Nur der von Romain Duris gespielte Francois ist anders. Er liebt seine Frau, auch wenn sie längst kein Mensch mehr ist und eine gemeinsame Basis fehlt. Aber damit ist er auch eine Ausnahme in dieser neuen Welt, in der sich alles ändert. Eine Erklärung für die Krankheit gibt es nicht. Vielleicht ist sie der nächste Schritt der Evolution, vielleicht ist es auch die Reaktion der Welt auf eine Menschheit, die parasitär alles vernichtet. Denn die Tiermenschen leben im Einklang mit der Natur, sie kehren zurück zu einem Zustand, den der Mensch vor langer, langer Zeit verloren hat.
Der Film ist dabei sehr metaphorisch. Er lädt zur Kontemplation ein – über das Menschsein, über die Natur, über das Leben selbst.
Tolle Bilder
„Animalia“ ist exzellent gestaltet. Die Szenen in den Wäldern sind außergewöhnlich schön. Regisseur Thomas Cailley erschafft hier eine mythische Atmosphäre. Man sieht Leben in diesen Wäldern, einen Vogelmann hier, ein Chamäleon-Mädchen dort. Die Bilder sind von magischer Schönheit. Sie zeugen von einem Verlangen, zurück zur Natur zu gehen.
Nicht minder gelungen sind die Effekte. Die neuen Kreaturen sehen in jeder Einstellung hervorragend aus. Der Vogelmann ist besonders beeindruckend, insbesondere auch, wenn er angreift oder wenn er versucht, das Fliegen zu erlernen. Aber generell erlaubt sich der Film bei der Effektarbeit keine Blöße. Jedes Wesen sieht außergewöhnlich aus, und so, dass man wirklich glauben könnte, dass derlei Wesen in den Wäldern herumstreifen.

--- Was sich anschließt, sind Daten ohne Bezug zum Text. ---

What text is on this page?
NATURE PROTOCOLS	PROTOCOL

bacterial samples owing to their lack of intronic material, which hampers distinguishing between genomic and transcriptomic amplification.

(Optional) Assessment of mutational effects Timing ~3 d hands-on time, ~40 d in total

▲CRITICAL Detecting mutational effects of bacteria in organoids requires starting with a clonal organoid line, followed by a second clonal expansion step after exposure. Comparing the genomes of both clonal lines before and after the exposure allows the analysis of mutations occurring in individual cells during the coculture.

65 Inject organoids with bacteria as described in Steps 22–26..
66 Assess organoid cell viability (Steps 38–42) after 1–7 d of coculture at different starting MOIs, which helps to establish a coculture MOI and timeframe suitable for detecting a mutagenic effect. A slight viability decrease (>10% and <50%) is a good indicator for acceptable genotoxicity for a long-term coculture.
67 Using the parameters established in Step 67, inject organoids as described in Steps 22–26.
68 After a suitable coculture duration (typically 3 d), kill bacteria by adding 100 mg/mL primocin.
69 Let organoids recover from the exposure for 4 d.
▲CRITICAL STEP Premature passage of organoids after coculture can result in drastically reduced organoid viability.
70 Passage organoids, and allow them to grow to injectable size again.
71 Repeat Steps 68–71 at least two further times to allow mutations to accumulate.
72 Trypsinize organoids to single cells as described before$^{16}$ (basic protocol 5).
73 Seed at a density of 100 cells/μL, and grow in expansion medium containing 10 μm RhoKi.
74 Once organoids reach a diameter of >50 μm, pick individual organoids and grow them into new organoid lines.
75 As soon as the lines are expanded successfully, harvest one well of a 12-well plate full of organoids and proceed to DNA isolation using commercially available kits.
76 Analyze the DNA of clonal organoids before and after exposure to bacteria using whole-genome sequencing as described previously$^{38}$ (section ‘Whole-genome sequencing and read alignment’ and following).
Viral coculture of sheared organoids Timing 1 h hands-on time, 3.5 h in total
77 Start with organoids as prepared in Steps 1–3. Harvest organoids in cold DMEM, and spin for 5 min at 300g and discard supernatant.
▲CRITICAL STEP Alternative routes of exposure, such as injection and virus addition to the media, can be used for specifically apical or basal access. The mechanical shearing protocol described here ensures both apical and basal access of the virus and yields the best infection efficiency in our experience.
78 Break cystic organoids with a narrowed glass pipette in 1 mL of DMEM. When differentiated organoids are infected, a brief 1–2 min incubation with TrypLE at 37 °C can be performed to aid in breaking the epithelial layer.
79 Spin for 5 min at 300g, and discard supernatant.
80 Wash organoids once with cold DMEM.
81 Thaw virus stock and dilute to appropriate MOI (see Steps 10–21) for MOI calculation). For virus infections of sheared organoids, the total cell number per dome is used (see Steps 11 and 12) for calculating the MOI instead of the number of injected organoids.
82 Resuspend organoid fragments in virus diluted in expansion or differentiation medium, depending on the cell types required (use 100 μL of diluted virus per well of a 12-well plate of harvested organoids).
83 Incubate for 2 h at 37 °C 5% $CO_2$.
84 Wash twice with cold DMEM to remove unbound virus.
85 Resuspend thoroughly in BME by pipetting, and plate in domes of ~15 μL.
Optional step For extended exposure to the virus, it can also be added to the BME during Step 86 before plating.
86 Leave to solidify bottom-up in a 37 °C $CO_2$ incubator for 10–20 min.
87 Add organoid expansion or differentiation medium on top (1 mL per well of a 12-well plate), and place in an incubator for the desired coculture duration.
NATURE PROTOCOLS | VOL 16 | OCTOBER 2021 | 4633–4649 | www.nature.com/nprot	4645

„Animalia“ ist auch exzellent gespielt, vor allem von Paul Kircher, der den jungen Èmile spielt. Erst hat er Probleme mit seinem Vater, dann macht er eine Veränderung durch. Kircher spielt diese sehr subtil, am Ende ist er so gut darin, dass man das Wölfische, das in ihm durchkommt, schon bemerkt, ohne dass dafür Make-up im Gesicht nötig wäre.
Das Ende lässt Fragen offen. Das wollte Cailley so. Bei der Uraufführung in Cannes hatte der Film noch einen zweiminütigen Epilog, der einiges klärte. Aber er fand, dass der Film ohne diese Erklärung stärker endet.
Fazit
Außergewöhnlich schönes Kino, das etwas über das Menschsein auszusagen hat, ohne dabei aufdringlich zu wirken. Der Film ist spannend, schön, mythisch, exzellent gespielt – und er wartet mit Bildern auf, die man lange nicht vergisst.